Articles 19-21 of The Universal Declaration of Human Rights outline fundamental rights of participation -those of opinion, expression, assembly, association, and to take part in a government directly or through freely chosen representatives. These principles guide our efforts to empower civil society and citizens to participate.

Civil society has an important role to play as an independent voice in a community. The participation of civil society organizations in public life is vital to consolidating and amplifying the needs of those they represent. Historically their participation has been important for drawing attention to overlooked problems and developing community-driven solutions. They also inform other citizens about the importance of why and how to participate. They have a critical role in promoting accountability among decision-makers.

In recent years, a rise in authoritarianism has created new challenges for civil society. Strict laws governing NGOs, donations, cyber-security and anti-terrorism have made the work of civil society organizations increasingly difficult.
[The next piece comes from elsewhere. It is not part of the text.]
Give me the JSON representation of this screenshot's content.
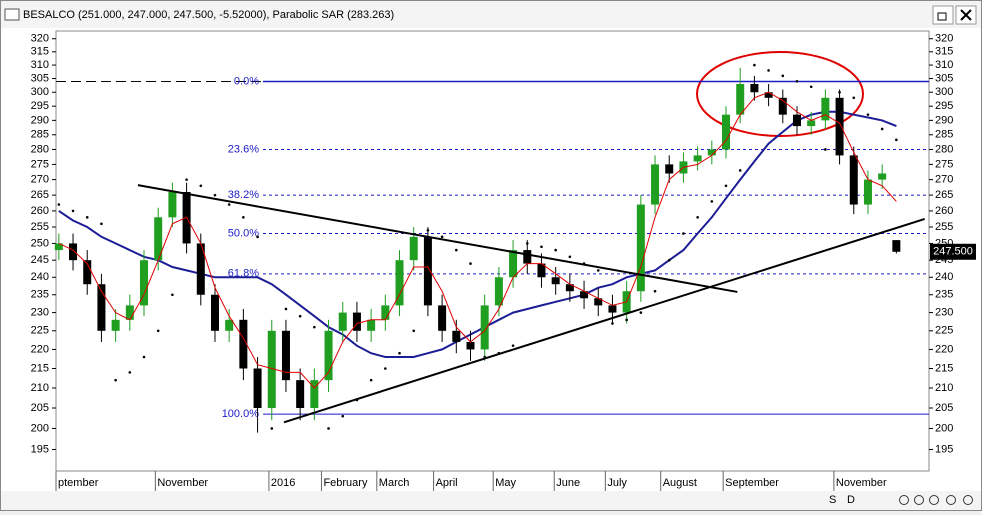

We believe now is a more important time than ever to support the right of civil society to participate in public affairs.

Our work has sought to build understanding and capacity among civil society to carve out civic space to participate. At a more fundamental level, we support the development of participatory training that empowers both facilitators and participants. Our work often prioritizes the participation of vulnerable groups, including those representing women, persons with disabilities, migrant workers and children.

We also work with local civil society to learn about and propose participatory mechanisms that can gather citizen feedback in a more genuine and representative way. In addition, in the past we have supported the development of independent civil society-based monitoring of both local elections and detention facilities (See our 2012 election report).